О Елизавете Игнатович, активной профсоюзной деятельнице, подумал с юмором. Но тут же вспомнил другого человека — Карнача. Без юмора уже. Серьезно. Карнач был на его совести. Это было одно из тех дел, которые он считал незавершенными, к которым собирался вернуться.

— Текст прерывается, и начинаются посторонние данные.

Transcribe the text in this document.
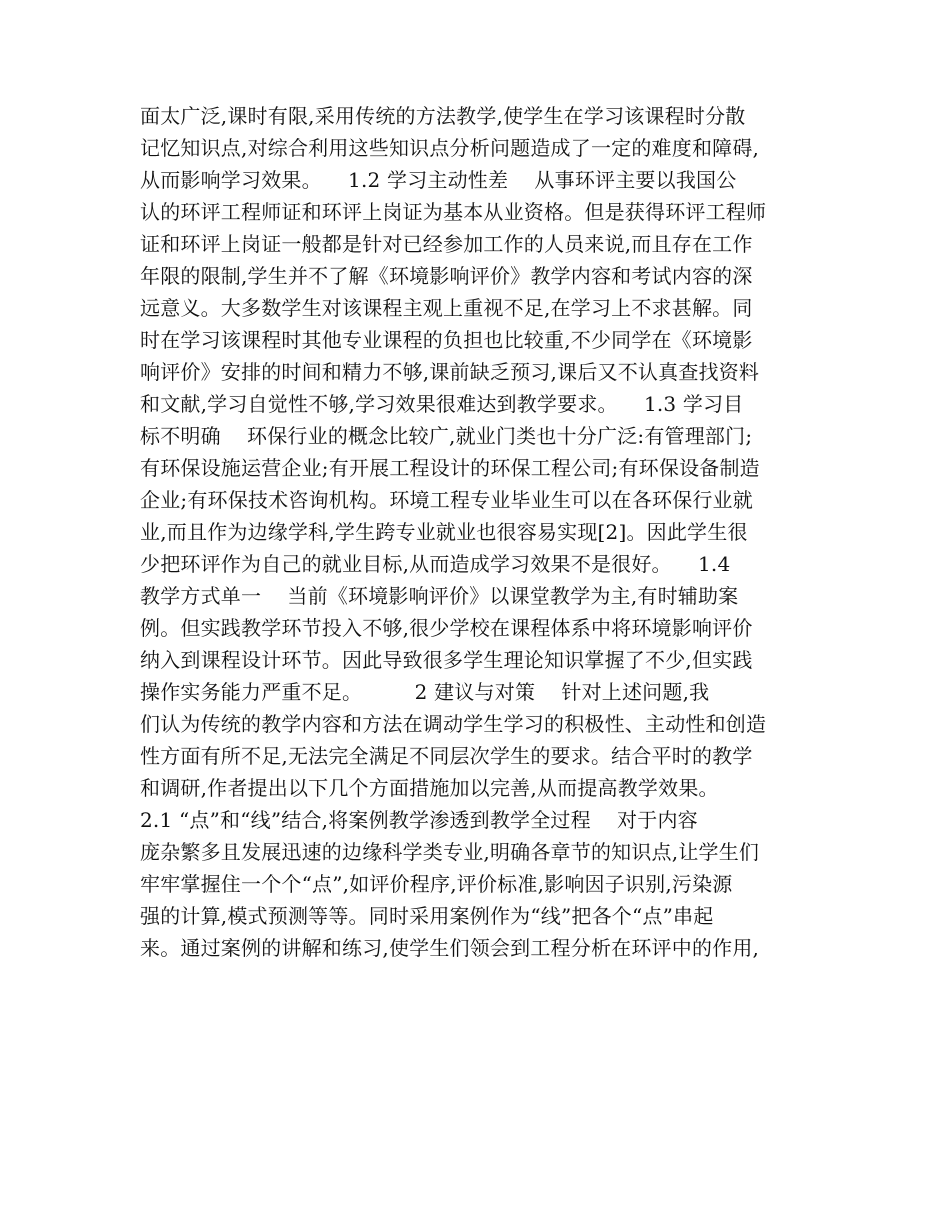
面太广泛,课时有限,采用传统的方法教学,使学生在学习该课程时分散
记忆知识点,对综合利用这些知识点分析问题造成了一定的难度和障碍,
从而影响学习效果。    1.2 学习主动性差    从事环评主要以我国公
认的环评工程师证和环评上岗证为基本从业资格。但是获得环评工程师
证和环评上岗证一般都是针对已经参加工作的人员来说,而且存在工作
年限的限制,学生并不了解《环境影响评价》教学内容和考试内容的深
远意义。大多数学生对该课程主观上重视不足,在学习上不求甚解。同
时在学习该课程时其他专业课程的负担也比较重,不少同学在《环境影
响评价》安排的时间和精力不够,课前缺乏预习,课后又不认真查找资料
和文献,学习自觉性不够,学习效果很难达到教学要求。    1.3 学习目
标不明确    环保行业的概念比较广,就业门类也十分广泛:有管理部门;
有环保设施运营企业;有开展工程设计的环保工程公司;有环保设备制造
企业;有环保技术咨询机构。环境工程专业毕业生可以在各环保行业就
业,而且作为边缘学科,学生跨专业就业也很容易实现[2]。因此学生很
少把环评作为自己的就业目标,从而造成学习效果不是很好。    1.4
教学方式单一    当前《环境影响评价》以课堂教学为主,有时辅助案
例。但实践教学环节投入不够,很少学校在课程体系中将环境影响评价
纳入到课程设计环节。因此导致很多学生理论知识掌握了不少,但实践
操作实务能力严重不足。        2 建议与对策    针对上述问题,我
们认为传统的教学内容和方法在调动学生学习的积极性、主动性和创造
性方面有所不足,无法完全满足不同层次学生的要求。结合平时的教学
和调研,作者提出以下几个方面措施加以完善,从而提高教学效果。
2.1 “点”和“线”结合,将案例教学渗透到教学全过程    对于内容
庞杂繁多且发展迅速的边缘科学类专业,明确各章节的知识点,让学生们
牢牢掌握住一个个“点”,如评价程序,评价标准,影响因子识别,污染源
强的计算,模式预测等等。同时采用案例作为“线”把各个“点”串起
来。通过案例的讲解和练习,使学生们领会到工程分析在环评中的作用,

Разумеется, с формальной стороны постановление горкома — комар носа не подточит. Все пригнано по-игнатовичски. Карначу можно было дать по шее не только за все вместе, но и по каждому пункту в отдельности. Можно за жену — стоим на страже морали и семьи. Можно за архитектуру — там сам черт ногу сломит, это область, где легче всего белое сделать черным и наоборот. Можно стукнуть за позицию в «привязке» химкомбината — не лезь поперед батьки! Можно даже за казарму, как он называет дом на Ветряной. Секретарь обкома дает указание надстроить, а он, упрямый черт, не визирует постановления исполкома. Можно за дачу — воюем с частнособственническими тенденциями! Можно... если забыть о главном и рассматривать все с высоты своей амбиции или под нажимом разгневанной жены. Он, Сосновский, никогда так не решал судьбу человека. Допустим, для Карнача не такая уж трагедия увольнение. Но улучшится ли от этого архитектура города? Уверен ли ты в этом, Герасим Петрович? Конечно, право горкома заслушать любого работника. Но по всему видно, что решение о главном архитекторе возникло не в процессе обсуждения. Вот это и насторожило, когда Игнатович пришел и сообщил, что бюро горкома освободило Карнача от должности. Все правильно, дорогой Герасим Петрович. Но обычно, будучи человеком осторожным, ты в подобных ситуациях не ставил меня перед фактом, а советовался загодя. Между прочим, это совсем не плохое качество — умение посоветоваться, если, разумеется, качество это не перерастает в обыкновенную перестраховку.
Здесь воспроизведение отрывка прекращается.